Ph. M. : La vérité a disparu du champ d’horizon de la réflexion. Elle a été remplacée dans le discours politique et social par les droits de l’homme que l’on ne cesse de proclamer tout en leur donnant une interprétation évolutive. C’est à mon sens l’erreur qui a été commise, pour des raisons qui peuvent s’expliquer, par l’Église qui a voulu appuyer son discours de la défense de la nature humaine sur les droits de l’homme, mais en oubliant qu’elle n’en était pas l’interprète autorisé. De fait, aujourd’hui, face à des questions comme les unions homosexuelles légalisées, la GPA et la PMA, l’avortement et l’eugénisme, le discours tombe à faux. C’est au nom de la véritable interprétation des droits de l’homme, interprétation évolutive, que l’on opère cette tentative de mutation de l’homme à laquelle nous assistons aujourd’hui.
L. et T. : Enfin, M. De Corte achève son propos liminaire  par cette affirmation sans aucune ambiguïté : « Cet ouvrage est un de ceux qui restituent à l’esprit humain ce qui lui manque le plus aujourd’hui : la santé. Il restera comme une humble et solide pierre d’angle de ce monument que quelques rares signes ou intersignes annoncent et qui sera consacré par le siècle à la philosophie réaliste qui l’aura sauvé du désastre ». Il ne doit pas y avoir grand-chose à rajouter à ceci ?
Ph. M. : Non, effectivement. Chesterton parlait déjà de la nécessité de retrouver la santé morale, la santé de l’esprit. C’est cet effort que nous devons entretenir en nous.

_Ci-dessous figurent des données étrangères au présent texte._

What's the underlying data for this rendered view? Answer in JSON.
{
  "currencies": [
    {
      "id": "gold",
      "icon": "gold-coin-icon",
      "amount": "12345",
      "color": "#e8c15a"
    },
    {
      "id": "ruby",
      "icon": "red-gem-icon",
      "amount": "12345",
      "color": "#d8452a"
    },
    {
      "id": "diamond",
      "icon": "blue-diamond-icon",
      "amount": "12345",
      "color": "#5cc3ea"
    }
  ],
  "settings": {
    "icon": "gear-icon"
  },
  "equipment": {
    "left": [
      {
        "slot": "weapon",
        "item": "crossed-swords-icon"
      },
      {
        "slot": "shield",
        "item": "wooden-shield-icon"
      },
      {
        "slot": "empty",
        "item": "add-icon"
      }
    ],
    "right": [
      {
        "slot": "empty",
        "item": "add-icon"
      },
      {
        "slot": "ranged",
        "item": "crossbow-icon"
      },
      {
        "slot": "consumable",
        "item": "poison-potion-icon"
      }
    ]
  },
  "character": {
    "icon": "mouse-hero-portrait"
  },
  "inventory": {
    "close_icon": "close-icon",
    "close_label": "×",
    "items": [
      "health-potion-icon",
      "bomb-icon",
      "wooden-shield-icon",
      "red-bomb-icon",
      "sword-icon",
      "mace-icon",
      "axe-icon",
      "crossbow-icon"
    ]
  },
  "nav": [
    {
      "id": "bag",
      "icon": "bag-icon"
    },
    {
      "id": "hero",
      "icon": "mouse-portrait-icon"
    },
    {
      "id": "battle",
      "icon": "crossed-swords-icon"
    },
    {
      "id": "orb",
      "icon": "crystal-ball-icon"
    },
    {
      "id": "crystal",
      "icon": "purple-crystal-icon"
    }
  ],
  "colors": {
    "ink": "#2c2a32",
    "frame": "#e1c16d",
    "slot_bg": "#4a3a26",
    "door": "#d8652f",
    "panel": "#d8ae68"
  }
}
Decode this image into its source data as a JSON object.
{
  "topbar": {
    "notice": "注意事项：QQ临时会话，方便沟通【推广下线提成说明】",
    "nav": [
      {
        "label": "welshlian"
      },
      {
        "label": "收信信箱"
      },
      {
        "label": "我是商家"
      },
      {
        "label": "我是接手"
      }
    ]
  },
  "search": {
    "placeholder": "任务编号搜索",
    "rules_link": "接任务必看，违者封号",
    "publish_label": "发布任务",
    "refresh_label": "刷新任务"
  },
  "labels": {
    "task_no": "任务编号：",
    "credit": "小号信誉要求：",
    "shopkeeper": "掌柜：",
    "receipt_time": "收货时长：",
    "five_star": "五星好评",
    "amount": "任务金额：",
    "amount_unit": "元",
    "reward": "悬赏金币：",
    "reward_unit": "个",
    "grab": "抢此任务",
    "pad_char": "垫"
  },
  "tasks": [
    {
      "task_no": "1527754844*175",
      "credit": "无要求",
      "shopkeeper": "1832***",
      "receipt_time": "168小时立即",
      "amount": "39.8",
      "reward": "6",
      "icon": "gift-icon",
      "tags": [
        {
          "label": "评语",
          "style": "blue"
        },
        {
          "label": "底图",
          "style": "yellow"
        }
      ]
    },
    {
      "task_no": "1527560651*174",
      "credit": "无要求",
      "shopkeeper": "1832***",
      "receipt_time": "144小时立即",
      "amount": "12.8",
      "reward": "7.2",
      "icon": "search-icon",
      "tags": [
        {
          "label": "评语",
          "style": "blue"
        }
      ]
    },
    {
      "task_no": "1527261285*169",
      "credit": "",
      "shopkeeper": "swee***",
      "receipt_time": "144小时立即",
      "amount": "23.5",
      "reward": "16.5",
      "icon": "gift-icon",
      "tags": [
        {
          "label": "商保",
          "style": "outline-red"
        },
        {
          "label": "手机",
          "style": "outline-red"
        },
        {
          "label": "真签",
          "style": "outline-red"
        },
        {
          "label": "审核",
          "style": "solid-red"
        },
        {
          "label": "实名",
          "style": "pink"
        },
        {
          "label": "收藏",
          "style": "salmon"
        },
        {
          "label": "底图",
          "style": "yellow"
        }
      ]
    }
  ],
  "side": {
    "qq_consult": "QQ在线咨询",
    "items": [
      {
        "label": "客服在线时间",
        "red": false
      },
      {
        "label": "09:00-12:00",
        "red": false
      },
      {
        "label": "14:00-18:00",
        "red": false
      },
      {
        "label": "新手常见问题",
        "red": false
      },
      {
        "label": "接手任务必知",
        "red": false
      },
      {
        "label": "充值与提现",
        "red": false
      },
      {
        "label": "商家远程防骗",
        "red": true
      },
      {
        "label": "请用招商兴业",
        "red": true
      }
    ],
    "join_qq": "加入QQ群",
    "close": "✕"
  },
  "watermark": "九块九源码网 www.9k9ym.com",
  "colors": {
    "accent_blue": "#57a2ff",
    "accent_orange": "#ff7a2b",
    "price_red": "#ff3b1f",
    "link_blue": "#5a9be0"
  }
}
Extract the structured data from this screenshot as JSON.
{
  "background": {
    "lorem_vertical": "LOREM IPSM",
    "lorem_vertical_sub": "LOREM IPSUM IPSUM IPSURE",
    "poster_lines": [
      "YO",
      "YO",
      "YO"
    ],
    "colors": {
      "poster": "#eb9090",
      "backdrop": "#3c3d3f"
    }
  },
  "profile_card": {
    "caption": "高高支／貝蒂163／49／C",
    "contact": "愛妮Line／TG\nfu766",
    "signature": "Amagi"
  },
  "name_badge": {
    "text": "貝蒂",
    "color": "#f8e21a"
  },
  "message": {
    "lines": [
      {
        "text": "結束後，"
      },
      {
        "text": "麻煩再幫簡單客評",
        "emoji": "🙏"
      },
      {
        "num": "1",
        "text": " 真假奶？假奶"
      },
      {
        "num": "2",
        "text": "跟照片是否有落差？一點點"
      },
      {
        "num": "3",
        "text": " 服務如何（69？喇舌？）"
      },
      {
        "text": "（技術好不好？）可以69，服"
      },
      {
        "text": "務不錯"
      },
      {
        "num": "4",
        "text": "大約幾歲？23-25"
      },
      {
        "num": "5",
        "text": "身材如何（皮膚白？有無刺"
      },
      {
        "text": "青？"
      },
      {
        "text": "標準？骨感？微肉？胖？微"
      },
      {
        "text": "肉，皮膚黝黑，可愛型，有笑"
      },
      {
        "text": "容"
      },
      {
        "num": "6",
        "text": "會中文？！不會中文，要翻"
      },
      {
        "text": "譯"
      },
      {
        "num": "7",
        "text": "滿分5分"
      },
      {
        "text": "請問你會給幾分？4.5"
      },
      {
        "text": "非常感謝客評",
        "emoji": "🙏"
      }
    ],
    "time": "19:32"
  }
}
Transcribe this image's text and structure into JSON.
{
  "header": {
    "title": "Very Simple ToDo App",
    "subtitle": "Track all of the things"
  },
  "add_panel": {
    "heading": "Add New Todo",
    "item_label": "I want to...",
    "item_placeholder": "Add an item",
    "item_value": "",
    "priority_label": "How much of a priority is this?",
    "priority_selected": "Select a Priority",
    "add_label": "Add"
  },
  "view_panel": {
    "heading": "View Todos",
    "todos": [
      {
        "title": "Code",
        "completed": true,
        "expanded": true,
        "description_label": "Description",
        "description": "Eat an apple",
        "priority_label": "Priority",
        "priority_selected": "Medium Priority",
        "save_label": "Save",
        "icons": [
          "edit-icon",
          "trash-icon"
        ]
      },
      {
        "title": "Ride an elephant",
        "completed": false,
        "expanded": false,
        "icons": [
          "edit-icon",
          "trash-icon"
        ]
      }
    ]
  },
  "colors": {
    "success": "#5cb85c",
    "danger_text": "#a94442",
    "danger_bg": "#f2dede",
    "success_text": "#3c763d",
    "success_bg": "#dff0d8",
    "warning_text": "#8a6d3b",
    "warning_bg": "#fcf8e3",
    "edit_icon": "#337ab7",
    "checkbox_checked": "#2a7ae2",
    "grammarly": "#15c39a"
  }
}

Ce qui implique une double exigence, à mon sens : ne jamais pactiser avec le mensonge, selon le grand avertissement de Soljénitsyne et éviter le monde clos de l’idéologie, sans rapport avec le réel, mais aussi de ces idéologies qui nous conforteraient dans notre petit monde clos à nous.
L. et T. : Parmi les principales cibles de L. Jugnet, il en est deux en particulier qu’il faut mentionner car leurs noms sont souvent assimilés à de « bons catholiques » ou « contre-révolutionnaires ». Le premier d’entre eux est Jacques Maritain qui fut pendant de longues années un compa­gnon de route de Maurras, jusqu’à sa rupture, avec l’Action française, en 1926. Dans sa conférence, Arnaud de Lassus rappelle ce qu’en disait Jugnet (1) : « La philosophie politique de Maritain est “une synthèse de termes contradictoires”. Comparaison avec un homme qui ne veut ni se marier, ni rester célibataire. On y opposera l’esprit de la contre-réforme, la nécessité de la lutte ». Il est effectivement peu courant de nos jours, dans notre « famille de pensée » de rencontrer une telle critique. Avez-vous des arguments à développer sur la question ?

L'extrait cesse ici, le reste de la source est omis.